A gritty LA cop movie with genre elements should be the perfect fit for End Of Watch (yes, and Suicide Squad) director David Ayer, and Bright sounds like it should be a lot of fun on paper. In practice, it’s a plodding, uninspired twist on Alien Nation that lacks that film’s wit and invention and squanders every bit of its potential.
The starting point, that magic and fantasy creatures are part of everyday life, is promising. Elves are the wealthy elite, orcs are the downtrodden victims of racial profiling, and magic users (Brights) are terrorists with the potential to bring about the end of days. Smith is Daryl Ward, a veteran human officer reluctantly partnered with the eager Nick Jakoby (Joel Edgerton), the first orc cop who is loathed by every bigoted man and woman in the precinct.
When the duo stumble across a magic wand at a gory crime scene, they become targets for crooks, crooked cops and the weapon’s terrifying owner: deadly dark elf Leilah (Noomi Rapace).
It’s easy to see how everyone got very excited about the concept but there’s almost nothing more to the film than that. It’s impossible to be immersed in this world when the character-building conversations feel templated, the exposition is so wooden it may as well be delivered direct to camera (the magic-controlling Feds stop to run a re-cap of the story by each other halfway through), and the energy is non-existent.

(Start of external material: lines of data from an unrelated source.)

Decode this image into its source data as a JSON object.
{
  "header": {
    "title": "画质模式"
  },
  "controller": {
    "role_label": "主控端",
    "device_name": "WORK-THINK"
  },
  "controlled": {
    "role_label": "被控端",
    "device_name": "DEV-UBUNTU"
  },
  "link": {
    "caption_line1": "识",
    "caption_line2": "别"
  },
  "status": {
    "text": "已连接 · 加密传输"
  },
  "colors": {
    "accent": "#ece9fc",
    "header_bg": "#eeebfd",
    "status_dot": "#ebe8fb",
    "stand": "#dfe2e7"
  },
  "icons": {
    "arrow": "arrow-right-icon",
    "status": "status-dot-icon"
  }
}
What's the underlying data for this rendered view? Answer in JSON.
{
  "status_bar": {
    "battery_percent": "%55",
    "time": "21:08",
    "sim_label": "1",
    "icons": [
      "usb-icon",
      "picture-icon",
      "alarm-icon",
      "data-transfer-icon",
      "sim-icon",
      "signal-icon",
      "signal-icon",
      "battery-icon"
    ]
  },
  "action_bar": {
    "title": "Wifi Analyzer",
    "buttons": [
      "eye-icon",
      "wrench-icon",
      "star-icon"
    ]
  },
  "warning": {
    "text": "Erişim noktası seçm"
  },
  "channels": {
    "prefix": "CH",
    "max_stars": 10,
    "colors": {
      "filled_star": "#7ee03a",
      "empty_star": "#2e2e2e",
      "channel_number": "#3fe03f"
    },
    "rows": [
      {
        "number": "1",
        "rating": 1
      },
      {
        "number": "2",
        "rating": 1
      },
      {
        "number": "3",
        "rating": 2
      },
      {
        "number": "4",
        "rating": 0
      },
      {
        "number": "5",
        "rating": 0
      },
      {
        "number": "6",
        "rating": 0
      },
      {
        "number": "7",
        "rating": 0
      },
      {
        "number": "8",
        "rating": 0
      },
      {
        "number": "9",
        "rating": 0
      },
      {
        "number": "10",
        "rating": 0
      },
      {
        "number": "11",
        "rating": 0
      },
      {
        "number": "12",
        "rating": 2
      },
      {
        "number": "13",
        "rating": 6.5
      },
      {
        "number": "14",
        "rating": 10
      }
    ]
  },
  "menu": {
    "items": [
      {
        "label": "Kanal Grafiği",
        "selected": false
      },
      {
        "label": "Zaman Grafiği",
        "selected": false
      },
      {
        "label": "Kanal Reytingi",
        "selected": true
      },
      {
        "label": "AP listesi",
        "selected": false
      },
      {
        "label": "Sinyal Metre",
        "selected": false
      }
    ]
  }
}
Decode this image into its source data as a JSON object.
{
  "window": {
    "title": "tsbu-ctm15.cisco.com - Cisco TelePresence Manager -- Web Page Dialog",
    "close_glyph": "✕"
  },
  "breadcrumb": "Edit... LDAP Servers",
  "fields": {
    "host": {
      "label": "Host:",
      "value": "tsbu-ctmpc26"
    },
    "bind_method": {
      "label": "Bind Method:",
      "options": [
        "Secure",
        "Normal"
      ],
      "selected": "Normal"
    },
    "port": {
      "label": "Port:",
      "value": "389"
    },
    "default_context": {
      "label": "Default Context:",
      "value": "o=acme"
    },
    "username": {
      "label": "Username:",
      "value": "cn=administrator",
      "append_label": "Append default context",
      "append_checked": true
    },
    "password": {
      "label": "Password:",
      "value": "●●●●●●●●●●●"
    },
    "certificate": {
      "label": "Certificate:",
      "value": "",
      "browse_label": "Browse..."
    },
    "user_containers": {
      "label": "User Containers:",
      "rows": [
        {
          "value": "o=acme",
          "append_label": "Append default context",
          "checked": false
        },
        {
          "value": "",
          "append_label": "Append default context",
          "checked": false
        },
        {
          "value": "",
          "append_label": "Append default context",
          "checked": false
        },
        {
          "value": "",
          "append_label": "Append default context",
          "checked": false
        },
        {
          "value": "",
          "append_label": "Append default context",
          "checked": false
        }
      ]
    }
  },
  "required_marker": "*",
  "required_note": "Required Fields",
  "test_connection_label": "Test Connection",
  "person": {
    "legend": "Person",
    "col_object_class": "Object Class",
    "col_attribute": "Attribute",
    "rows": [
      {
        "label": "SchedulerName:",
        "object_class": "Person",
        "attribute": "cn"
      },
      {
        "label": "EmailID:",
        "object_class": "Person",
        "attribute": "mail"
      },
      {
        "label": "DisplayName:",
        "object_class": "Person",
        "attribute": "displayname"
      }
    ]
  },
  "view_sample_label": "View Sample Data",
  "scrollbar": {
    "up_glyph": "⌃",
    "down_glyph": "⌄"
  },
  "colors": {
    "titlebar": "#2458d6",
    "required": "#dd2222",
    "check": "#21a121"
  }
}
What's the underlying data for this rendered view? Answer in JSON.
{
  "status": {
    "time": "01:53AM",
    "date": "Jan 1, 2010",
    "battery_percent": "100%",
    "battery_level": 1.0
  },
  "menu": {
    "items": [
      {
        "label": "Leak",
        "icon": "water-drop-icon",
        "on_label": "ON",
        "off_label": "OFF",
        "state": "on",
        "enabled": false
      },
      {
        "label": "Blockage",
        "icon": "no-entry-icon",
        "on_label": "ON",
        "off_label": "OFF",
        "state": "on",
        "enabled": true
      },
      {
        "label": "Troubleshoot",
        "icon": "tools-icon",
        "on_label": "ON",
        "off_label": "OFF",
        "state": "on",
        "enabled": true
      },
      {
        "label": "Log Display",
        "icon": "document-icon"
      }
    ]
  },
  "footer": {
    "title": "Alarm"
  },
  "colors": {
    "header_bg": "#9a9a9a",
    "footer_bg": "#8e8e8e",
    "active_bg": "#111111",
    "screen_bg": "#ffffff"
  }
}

There are one or two decent action sequences and memorable images, but when you think about the adrenaline that Ayer has been able to conjure in the past this is bafflingly boring as Ward, Jakoby and runaway Bright Tikka (Lucy Fry, one of the film’s bright spots) barrel from shoot-out to plot point. Meanwhile, every opportunity to flesh out the broader fantasy element, whether that’s the ancient war and the Dark Lord, the mysterious cults, the Orc gang leader or Edgar Ramirez’s Elven magic cop, is ignored or fumbled to the point where you wonder who this film is actually for. A dragon glimpsed on the distant skyline seems like a particularly lazy afterthought.
The actors do their best but they’re hamstrung by Max Landis’ script, which wants Smith to be the straight man but can’t resist giving him one-liners. Edgerton works hard to make Jakoby endearing and sympathetic but the dialogue is woeful, while Rapace’s menacing presence is effective yet underused.
Bright wants to say something about racial prejudice and it wants to be a badass R-rated genre movie. Those good intentions are evident but the end result is a two hour-long, tedious, uninspired slog.